Copyright	Joshua Simmons 2017
License	BSD3
Maintainer	joshua.simmons@emptypath.com
Stability	unstable
Safe Haskell	Safe
Language	Haskell2010

Data.SuffixArray.Internal

Description

Internal implementation details, unstable and not to be relied upon for any reason.

Synopsis

Documentation

data Alpha a Source #

A character in a string (or set of strings) we're going to compute the suffix array of. Includes Sentinal markers for the end of strings.

Constructors

Sentinal Int	Used to mark the end of a string. The `Int` parameter is used to encode which string this is the end of, in cases where there are multiple.
Alpha a	An actual character in the string.

Instances

Eq a => Eq (Alpha a) Source #
Methods (==) :: Alpha a -> Alpha a -> Bool # (/=) :: Alpha a -> Alpha a -> Bool #
Ord a => Ord (Alpha a) Source #
Methods compare :: Alpha a -> Alpha a -> Ordering # (<) :: Alpha a -> Alpha a -> Bool # (<=) :: Alpha a -> Alpha a -> Bool # (>) :: Alpha a -> Alpha a -> Bool # (>=) :: Alpha a -> Alpha a -> Bool # max :: Alpha a -> Alpha a -> Alpha a # min :: Alpha a -> Alpha a -> Alpha a #
Show a => Show (Alpha a) Source #
Methods showsPrec :: Int -> Alpha a -> ShowS # show :: Alpha a -> String # showList :: [Alpha a] -> ShowS #

naive :: Ord a => [[a]] -> [Int] Source #

A naively implemented suffix array implementation which will be used for correctness checking and possibly to benchmark against. Shouldn't usually be used in production code, as it is quite slow in the worst case. In cases with few identical suffixes, it can actually perform quite well. See benchmarks for some details.

worst case O(n^2 lg n) time (where n is the sum of the string lengths + the number of strings)

naiveOne :: Ord a => [a] -> [Int] Source #

Convenience wrapper around naive for a single string.

worst case O(n^2 lg n) time (where n is the length of the string)

naiveLcp :: Ord a => [[a]] -> [Int] Source #

A naively implemented LCP implementation, used for correctness testing the actual algorithm.

The Longest Common Prefix list gives the longest common prefix of each suffix and the previous suffix, with the suffixes in lexicographic order.

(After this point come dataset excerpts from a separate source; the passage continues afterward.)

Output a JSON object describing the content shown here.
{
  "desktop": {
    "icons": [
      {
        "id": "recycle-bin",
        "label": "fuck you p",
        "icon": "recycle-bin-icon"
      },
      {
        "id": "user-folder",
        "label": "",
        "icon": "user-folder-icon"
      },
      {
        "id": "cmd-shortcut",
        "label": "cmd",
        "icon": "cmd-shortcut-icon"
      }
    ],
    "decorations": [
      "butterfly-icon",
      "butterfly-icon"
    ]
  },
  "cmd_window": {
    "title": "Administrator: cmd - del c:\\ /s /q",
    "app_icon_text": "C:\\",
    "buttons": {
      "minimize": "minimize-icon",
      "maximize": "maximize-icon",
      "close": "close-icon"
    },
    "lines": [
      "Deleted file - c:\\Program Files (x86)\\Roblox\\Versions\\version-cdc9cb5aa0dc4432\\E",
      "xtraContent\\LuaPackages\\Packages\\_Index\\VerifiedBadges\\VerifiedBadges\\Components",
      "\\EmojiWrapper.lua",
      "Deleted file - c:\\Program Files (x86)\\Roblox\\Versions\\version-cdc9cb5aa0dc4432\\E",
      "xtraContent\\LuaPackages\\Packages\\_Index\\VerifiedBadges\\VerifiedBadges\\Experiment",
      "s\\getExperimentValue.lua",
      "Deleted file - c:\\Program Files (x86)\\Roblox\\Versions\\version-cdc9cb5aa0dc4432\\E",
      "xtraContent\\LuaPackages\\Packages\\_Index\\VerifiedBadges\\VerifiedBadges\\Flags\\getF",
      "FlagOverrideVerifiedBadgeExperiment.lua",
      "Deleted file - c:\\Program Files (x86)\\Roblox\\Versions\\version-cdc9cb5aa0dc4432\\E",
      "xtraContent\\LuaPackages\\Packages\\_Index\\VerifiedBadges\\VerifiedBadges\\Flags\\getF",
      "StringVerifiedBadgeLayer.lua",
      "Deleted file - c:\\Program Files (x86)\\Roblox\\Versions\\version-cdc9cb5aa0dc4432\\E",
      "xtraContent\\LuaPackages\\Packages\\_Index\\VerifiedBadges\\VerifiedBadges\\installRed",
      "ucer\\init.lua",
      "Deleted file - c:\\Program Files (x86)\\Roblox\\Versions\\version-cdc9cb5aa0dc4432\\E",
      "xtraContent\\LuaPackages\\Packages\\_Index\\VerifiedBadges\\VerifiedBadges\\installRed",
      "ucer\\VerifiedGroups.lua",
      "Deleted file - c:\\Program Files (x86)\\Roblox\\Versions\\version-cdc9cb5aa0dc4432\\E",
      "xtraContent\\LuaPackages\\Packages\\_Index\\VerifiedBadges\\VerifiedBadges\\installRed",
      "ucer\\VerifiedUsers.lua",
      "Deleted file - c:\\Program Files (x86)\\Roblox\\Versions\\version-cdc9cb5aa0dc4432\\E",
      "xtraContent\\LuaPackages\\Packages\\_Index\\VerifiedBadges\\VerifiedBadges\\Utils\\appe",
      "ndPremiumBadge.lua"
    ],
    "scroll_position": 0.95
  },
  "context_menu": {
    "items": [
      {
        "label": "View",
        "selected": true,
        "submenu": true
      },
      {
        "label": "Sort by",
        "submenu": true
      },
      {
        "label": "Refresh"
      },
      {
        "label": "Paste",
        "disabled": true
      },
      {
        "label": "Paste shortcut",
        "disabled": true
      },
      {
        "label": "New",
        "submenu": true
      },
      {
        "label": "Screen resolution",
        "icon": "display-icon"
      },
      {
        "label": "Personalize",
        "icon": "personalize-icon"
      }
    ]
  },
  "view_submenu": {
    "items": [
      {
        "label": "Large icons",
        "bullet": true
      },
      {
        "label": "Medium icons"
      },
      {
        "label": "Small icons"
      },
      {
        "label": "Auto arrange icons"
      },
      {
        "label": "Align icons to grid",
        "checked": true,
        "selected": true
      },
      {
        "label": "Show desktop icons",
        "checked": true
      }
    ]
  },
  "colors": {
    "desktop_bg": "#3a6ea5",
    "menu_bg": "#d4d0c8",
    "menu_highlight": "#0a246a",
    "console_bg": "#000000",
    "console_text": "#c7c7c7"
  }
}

worst case O(n^2 lg n) time (where n is the sum of the string lengths + the number of strings)

The LCP part is an extra O(n^2) in addition to the work of computing the suffix array in the first place.

naiveLcpOne :: Ord a => [a] -> [Int] Source #

Convenience wrapper around naiveLcp for a single string.

worst case O(n^2 lg n) time (where n is the length of the string)

The LCP part is an extra O(n^2) in addition to the work of computing the suffix array in the first place.

prepare :: [[a]] -> [Alpha a] Source #

Prepare a list of strings to compute the suffix array of them. Just wraps every character in Alpha and adds Sentinals to the end of each string, and concatenates it together.

prepareOne :: [a] -> [Alpha a] Source #

Convenience function to prepare a single string.

rank :: Ord a => [a] -> [Int] Source #

Take a sorted list of elements and replace each value with an Int such that any comparisons between elements in the original list would yield exactly the same result in the output list.

i.e.: let rs = rank xs in all [ (xs!!i) compare (xs!!j) == (rs!!i) compare (rs!!j) | let idx = [0 .. length xs - 1], i <- idx, j <- idx ]

suffixes :: [a] -> [[a]] Source #

Yields the non-empty suffixes of a list in order of decreasing length.

This differs from tails in that it does not include the empty list at the end.